Originally Posted by
gloopy
It couldn't have been ignorance. The "separate certificate trick" has been a pilot issue for a long time and even a DCI issue going back to at least 2004 with Independance Air. Mesa and Republic pilots got contractual protections against the separate certificate trick for their own holding companies a while ago. Yet our lawyers "missed" that? They missed the same trick with RAH that the RAH pilot group already had in their own contracts? Really? How is it reasonable to believe that "mistake" wasn't intentional?
Not a chance. That was no oversight, it was intentional.
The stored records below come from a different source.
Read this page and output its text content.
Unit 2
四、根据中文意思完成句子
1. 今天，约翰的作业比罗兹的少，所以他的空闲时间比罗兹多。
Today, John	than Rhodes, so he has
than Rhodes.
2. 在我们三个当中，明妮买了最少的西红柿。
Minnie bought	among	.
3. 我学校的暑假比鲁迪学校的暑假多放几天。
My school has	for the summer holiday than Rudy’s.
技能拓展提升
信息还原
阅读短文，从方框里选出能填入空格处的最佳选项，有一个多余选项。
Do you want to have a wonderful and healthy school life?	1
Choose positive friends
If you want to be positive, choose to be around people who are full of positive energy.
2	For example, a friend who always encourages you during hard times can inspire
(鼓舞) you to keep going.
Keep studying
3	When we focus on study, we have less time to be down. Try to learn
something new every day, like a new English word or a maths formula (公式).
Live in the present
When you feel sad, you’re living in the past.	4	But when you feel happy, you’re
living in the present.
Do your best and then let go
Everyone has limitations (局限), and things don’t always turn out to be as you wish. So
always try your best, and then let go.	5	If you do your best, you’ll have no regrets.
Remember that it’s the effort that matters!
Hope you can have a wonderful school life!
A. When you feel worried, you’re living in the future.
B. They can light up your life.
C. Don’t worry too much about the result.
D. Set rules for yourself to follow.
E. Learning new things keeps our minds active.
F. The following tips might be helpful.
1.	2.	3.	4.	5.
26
When finally cornered into admitting the extremely obvious (which some will try to deny) they will eventually morph into chaff popping arguements like "yeah, well, sure, but see we had to do it because of the DCI wholly owned airlines..." despite the fact that it is a separate issue entirely.
If XYZ airlines flies non permitted aircraft anywhere in their corporate structure or holding company they either need our permission on a case by case basis to do so, or else they must park them immediately unless those planes are flown by DL seniority list pilots IAW the DL pilot PWA. That doesn't mean we have to merge with the wholly owned airline(s) any more than we would have to merge with RAH. That is not a merger issue, it is a "you violated our language that was so elementary that several regionals already have said language...OR you are parked and can't fly for us anymore". Its not very complicated.
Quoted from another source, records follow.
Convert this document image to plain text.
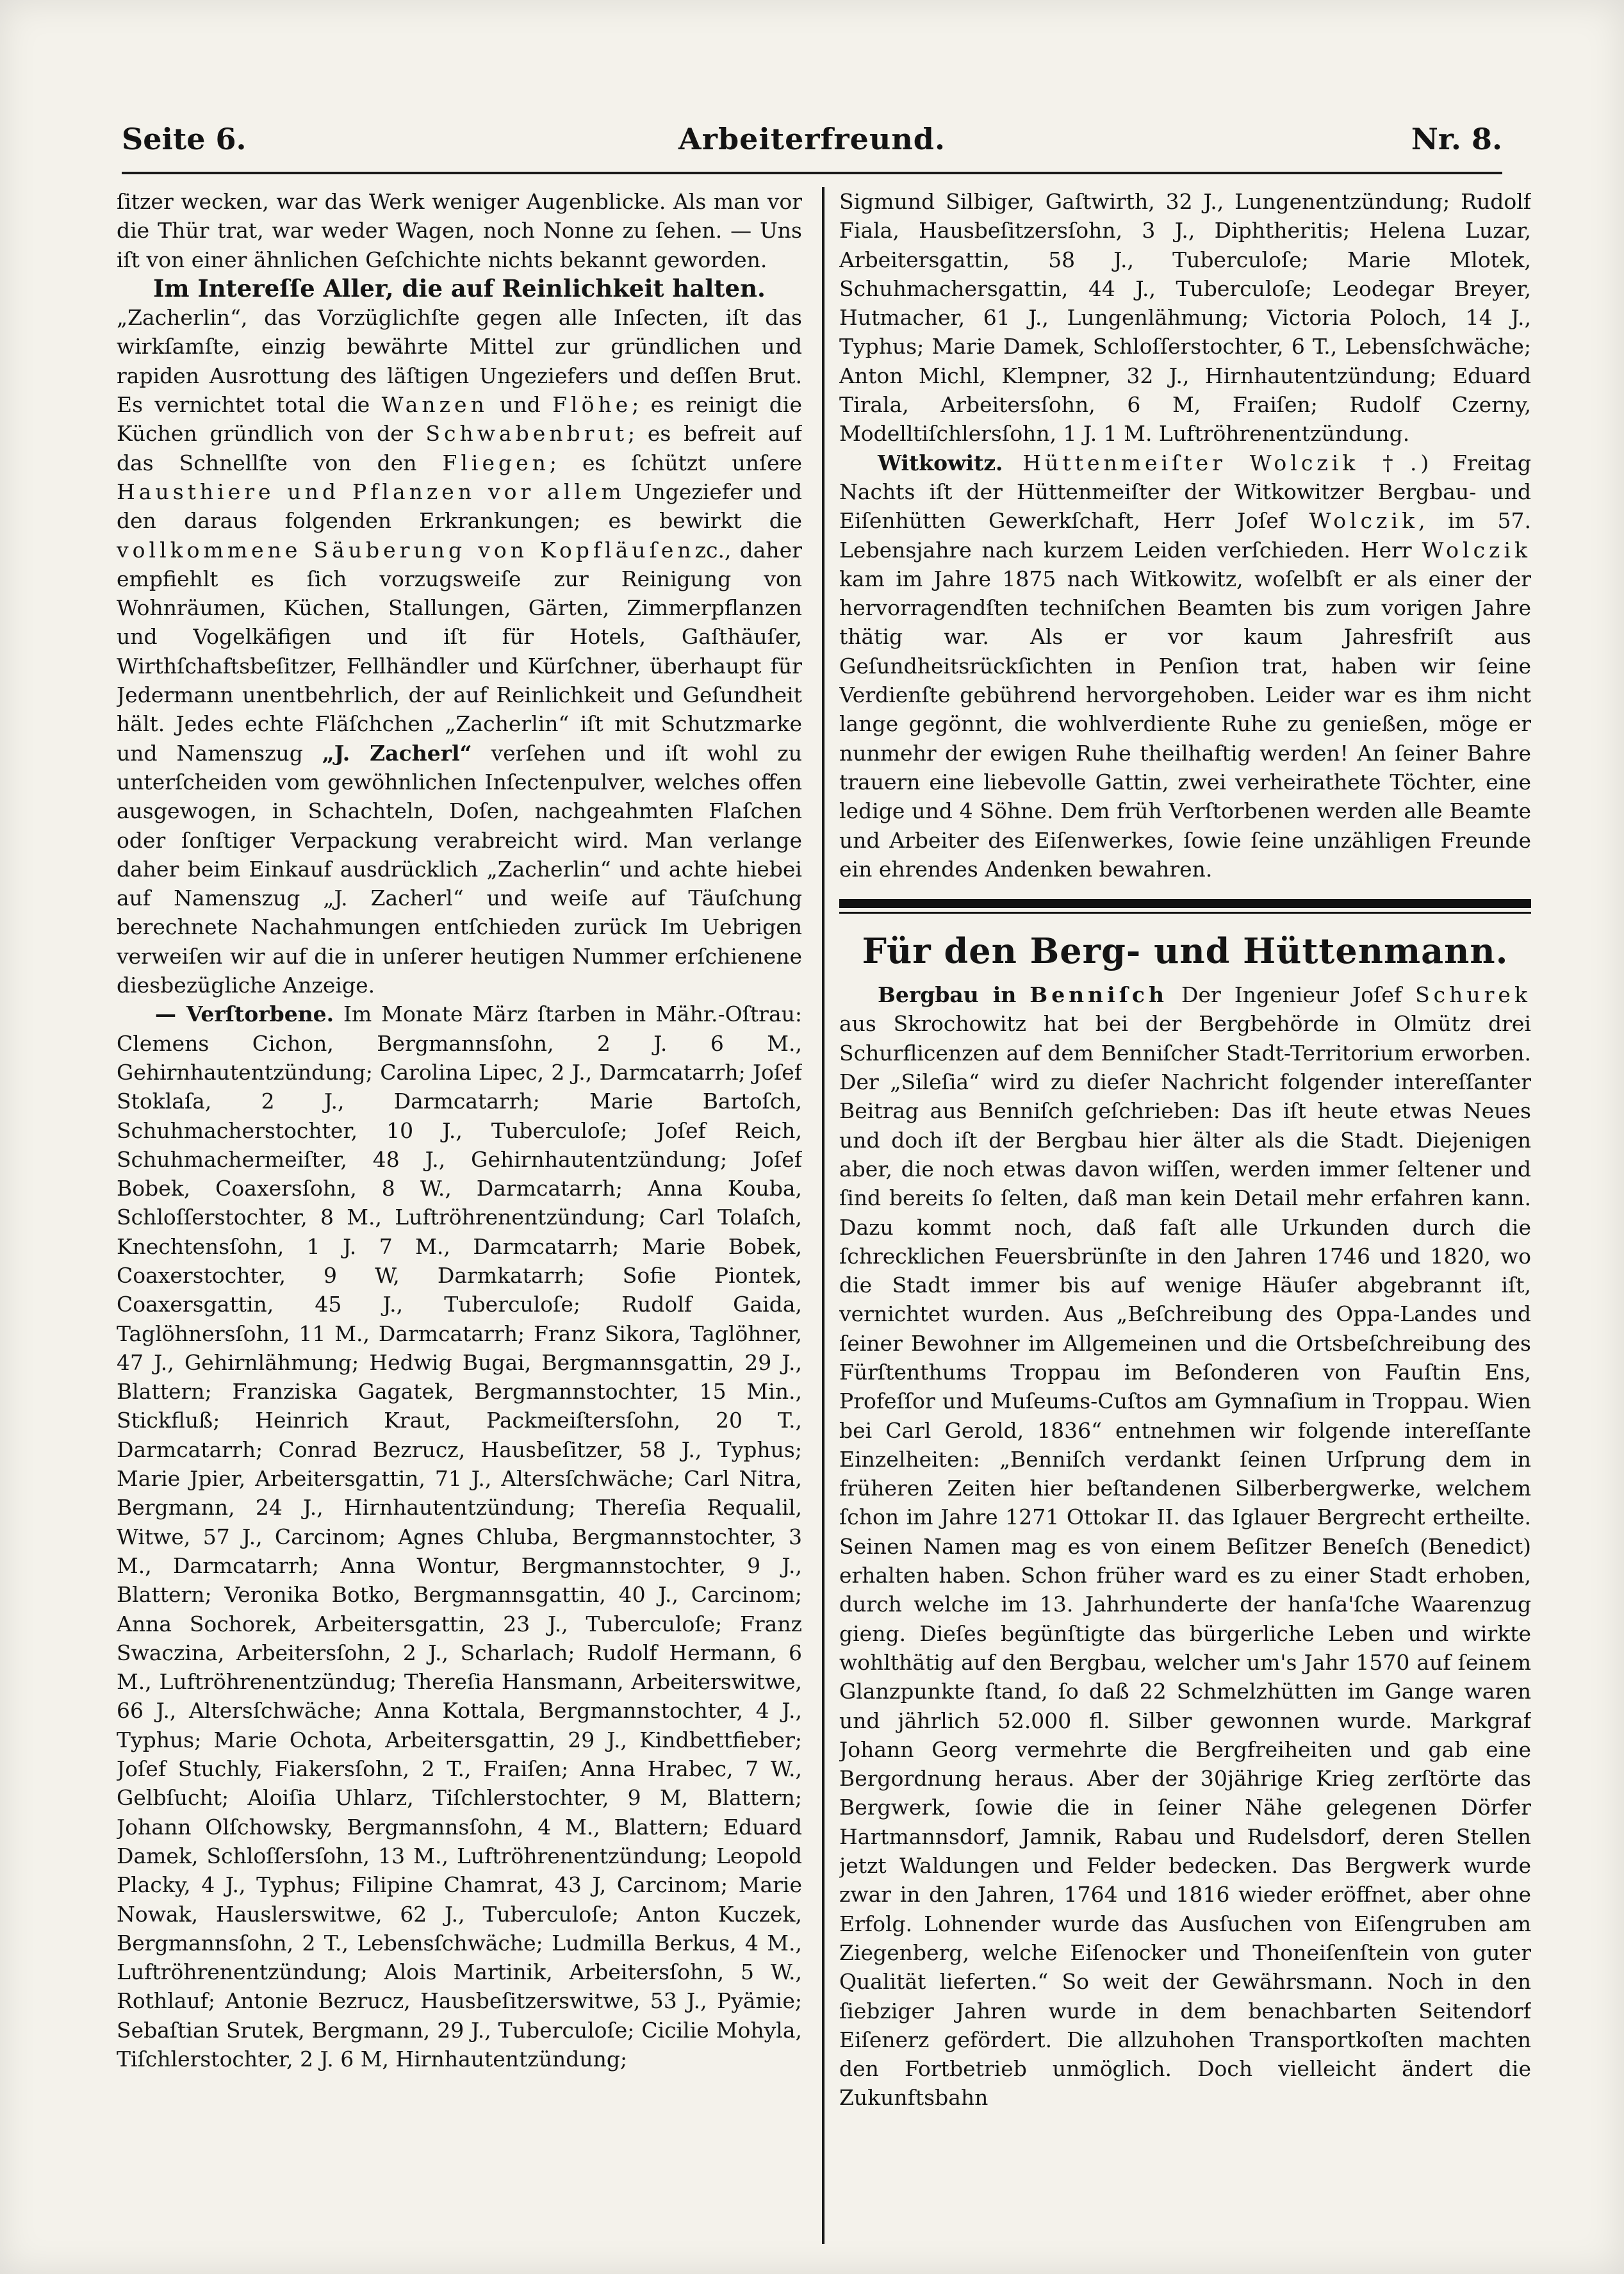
Seite 6.	Arbeiterfreund.	Nr. 8.

ſitzer wecken, war das Werk weniger Augenblicke. Als man vor die Thür trat, war weder Wagen, noch Nonne zu ſehen. — Uns iſt von einer ähnlichen Geſchichte nichts bekannt geworden.

Im Intereſſe Aller, die auf Reinlichkeit halten.

„Zacherlin“, das Vorzüglichſte gegen alle Inſecten, iſt das wirkſamſte, einzig bewährte Mittel zur gründlichen und rapiden Ausrottung des läſtigen Ungeziefers und deſſen Brut. Es vernichtet total die Wanzen und Flöhe; es reinigt die Küchen gründlich von der Schwabenbrut; es befreit auf das Schnellſte von den Fliegen; es ſchützt unſere Hausthiere und Pflanzen vor allem Ungeziefer und den daraus folgenden Erkrankungen; es bewirkt die vollkommene Säuberung von Kopfläuſenzc., daher empfiehlt es ſich vorzugsweiſe zur Reinigung von Wohnräumen, Küchen, Stallungen, Gärten, Zimmerpflanzen und Vogelkäfigen und iſt für Hotels, Gaſthäuſer, Wirthſchaftsbeſitzer, Fellhändler und Kürſchner, überhaupt für Jedermann unentbehrlich, der auf Reinlichkeit und Geſundheit hält. Jedes echte Fläſchchen „Zacherlin“ iſt mit Schutzmarke und Namenszug „J. Zacherl“ verſehen und iſt wohl zu unterſcheiden vom gewöhnlichen Inſectenpulver, welches offen ausgewogen, in Schachteln, Doſen, nachgeahmten Flaſchen oder ſonſtiger Verpackung verabreicht wird. Man verlange daher beim Einkauf ausdrücklich „Zacherlin“ und achte hiebei auf Namenszug „J. Zacherl“ und weiſe auf Täuſchung berechnete Nachahmungen entſchieden zurück Im Uebrigen verweiſen wir auf die in unſerer heutigen Nummer erſchienene diesbezügliche Anzeige.

— Verſtorbene. Im Monate März ſtarben in Mähr.-Oſtrau: Clemens Cichon, Bergmannsſohn, 2 J. 6 M., Gehirnhautentzündung; Carolina Lipec, 2 J., Darmcatarrh; Joſef Stoklaſa, 2 J., Darmcatarrh; Marie Bartoſch, Schuhmacherstochter, 10 J., Tuberculoſe; Joſef Reich, Schuhmachermeiſter, 48 J., Gehirnhautentzündung; Joſef Bobek, Coaxersſohn, 8 W., Darmcatarrh; Anna Kouba, Schloſſerstochter, 8 M., Luftröhrenentzündung; Carl Tolaſch, Knechtensſohn, 1 J. 7 M., Darmcatarrh; Marie Bobek, Coaxerstochter, 9 W, Darmkatarrh; Sofie Piontek, Coaxersgattin, 45 J., Tuberculoſe; Rudolf Gaida, Taglöhnersſohn, 11 M., Darmcatarrh; Franz Sikora, Taglöhner, 47 J., Gehirnlähmung; Hedwig Bugai, Bergmannsgattin, 29 J., Blattern; Franziska Gagatek, Bergmannstochter, 15 Min., Stickfluß; Heinrich Kraut, Packmeiſtersſohn, 20 T., Darmcatarrh; Conrad Bezrucz, Hausbeſitzer, 58 J., Typhus; Marie Jpier, Arbeitersgattin, 71 J., Altersſchwäche; Carl Nitra, Bergmann, 24 J., Hirnhautentzündung; Thereſia Requalil, Witwe, 57 J., Carcinom; Agnes Chluba, Bergmannstochter, 3 M., Darmcatarrh; Anna Wontur, Bergmannstochter, 9 J., Blattern; Veronika Botko, Bergmannsgattin, 40 J., Carcinom; Anna Sochorek, Arbeitersgattin, 23 J., Tuberculoſe; Franz Swaczina, Arbeitersſohn, 2 J., Scharlach; Rudolf Hermann, 6 M., Luftröhrenentzündug; Thereſia Hansmann, Arbeiterswitwe, 66 J., Altersſchwäche; Anna Kottala, Bergmannstochter, 4 J., Typhus; Marie Ochota, Arbeitersgattin, 29 J., Kindbettfieber; Joſef Stuchly, Fiakersſohn, 2 T., Fraiſen; Anna Hrabec, 7 W., Gelbſucht; Aloiſia Uhlarz, Tiſchlerstochter, 9 M, Blattern; Johann Olſchowsky, Bergmannsſohn, 4 M., Blattern; Eduard Damek, Schloſſersſohn, 13 M., Luftröhrenentzündung; Leopold Placky, 4 J., Typhus; Filipine Chamrat, 43 J, Carcinom; Marie Nowak, Hauslerswitwe, 62 J., Tuberculoſe; Anton Kuczek, Bergmannsſohn, 2 T., Lebensſchwäche; Ludmilla Berkus, 4 M., Luftröhrenentzündung; Alois Martinik, Arbeitersſohn, 5 W., Rothlauf; Antonie Bezrucz, Hausbeſitzerswitwe, 53 J., Pyämie; Sebaſtian Srutek, Bergmann, 29 J., Tuberculoſe; Cicilie Mohyla, Tiſchlerstochter, 2 J. 6 M, Hirnhautentzündung;

Sigmund Silbiger, Gaſtwirth, 32 J., Lungenentzündung; Rudolf Fiala, Hausbeſitzersſohn, 3 J., Diphtheritis; Helena Luzar, Arbeitersgattin, 58 J., Tuberculoſe; Marie Mlotek, Schuhmachersgattin, 44 J., Tuberculoſe; Leodegar Breyer, Hutmacher, 61 J., Lungenlähmung; Victoria Poloch, 14 J., Typhus; Marie Damek, Schloſſerstochter, 6 T., Lebensſchwäche; Anton Michl, Klempner, 32 J., Hirnhautentzündung; Eduard Tirala, Arbeitersſohn, 6 M, Fraiſen; Rudolf Czerny, Modelltiſchlersſohn, 1 J. 1 M. Luftröhrenentzündung.

Witkowitz. Hüttenmeiſter Wolczik †.) Freitag Nachts iſt der Hüttenmeiſter der Witkowitzer Bergbau- und Eiſenhütten Gewerkſchaft, Herr Joſef Wolczik, im 57. Lebensjahre nach kurzem Leiden verſchieden. Herr Wolczik kam im Jahre 1875 nach Witkowitz, woſelbſt er als einer der hervorragendſten techniſchen Beamten bis zum vorigen Jahre thätig war. Als er vor kaum Jahresfriſt aus Geſundheitsrückſichten in Penſion trat, haben wir ſeine Verdienſte gebührend hervorgehoben. Leider war es ihm nicht lange gegönnt, die wohlverdiente Ruhe zu genießen, möge er nunmehr der ewigen Ruhe theilhaftig werden! An ſeiner Bahre trauern eine liebevolle Gattin, zwei verheirathete Töchter, eine ledige und 4 Söhne. Dem früh Verſtorbenen werden alle Beamte und Arbeiter des Eiſenwerkes, ſowie ſeine unzähligen Freunde ein ehrendes Andenken bewahren.

Für den Berg- und Hüttenmann.

Bergbau in Benniſch Der Ingenieur Joſef Schurek aus Skrochowitz hat bei der Bergbehörde in Olmütz drei Schurflicenzen auf dem Benniſcher Stadt-Territorium erworben. Der „Sileſia“ wird zu dieſer Nachricht folgender intereſſanter Beitrag aus Benniſch geſchrieben: Das iſt heute etwas Neues und doch iſt der Bergbau hier älter als die Stadt. Diejenigen aber, die noch etwas davon wiſſen, werden immer ſeltener und ſind bereits ſo ſelten, daß man kein Detail mehr erfahren kann. Dazu kommt noch, daß faſt alle Urkunden durch die ſchrecklichen Feuersbrünſte in den Jahren 1746 und 1820, wo die Stadt immer bis auf wenige Häuſer abgebrannt iſt, vernichtet wurden. Aus „Beſchreibung des Oppa-Landes und ſeiner Bewohner im Allgemeinen und die Ortsbeſchreibung des Fürſtenthums Troppau im Beſonderen von Fauſtin Ens, Profeſſor und Muſeums-Cuſtos am Gymnaſium in Troppau. Wien bei Carl Gerold, 1836“ entnehmen wir folgende intereſſante Einzelheiten: „Benniſch verdankt ſeinen Urſprung dem in früheren Zeiten hier beſtandenen Silberbergwerke, welchem ſchon im Jahre 1271 Ottokar II. das Iglauer Bergrecht ertheilte. Seinen Namen mag es von einem Beſitzer Beneſch (Benedict) erhalten haben. Schon früher ward es zu einer Stadt erhoben, durch welche im 13. Jahrhunderte der hanſa'ſche Waarenzug gieng. Dieſes begünſtigte das bürgerliche Leben und wirkte wohlthätig auf den Bergbau, welcher um's Jahr 1570 auf ſeinem Glanzpunkte ſtand, ſo daß 22 Schmelzhütten im Gange waren und jährlich 52.000 fl. Silber gewonnen wurde. Markgraf Johann Georg vermehrte die Bergfreiheiten und gab eine Bergordnung heraus. Aber der 30jährige Krieg zerſtörte das Bergwerk, ſowie die in ſeiner Nähe gelegenen Dörfer Hartmannsdorf, Jamnik, Rabau und Rudelsdorf, deren Stellen jetzt Waldungen und Felder bedecken. Das Bergwerk wurde zwar in den Jahren, 1764 und 1816 wieder eröffnet, aber ohne Erfolg. Lohnender wurde das Ausſuchen von Eiſengruben am Ziegenberg, welche Eiſenocker und Thoneiſenſtein von guter Qualität lieferten.“ So weit der Gewährsmann. Noch in den ſiebziger Jahren wurde in dem benachbarten Seitendorf Eiſenerz gefördert. Die allzuhohen Transportkoſten machten den Fortbetrieb unmöglich. Doch vielleicht ändert die Zukunftsbahn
We aren't done with this issue either. When Jerry "the ego" Atkins tries his desperate manifest destiny pipe dream of running a real airline and whizzes through his billion dollars of fee for departure guaranteed profit easy money, we had better have langauge to pull the plug and let him drown rather than subsidizing him and his "ace dealers" who will limbo pretty low to help their little "start up" make it.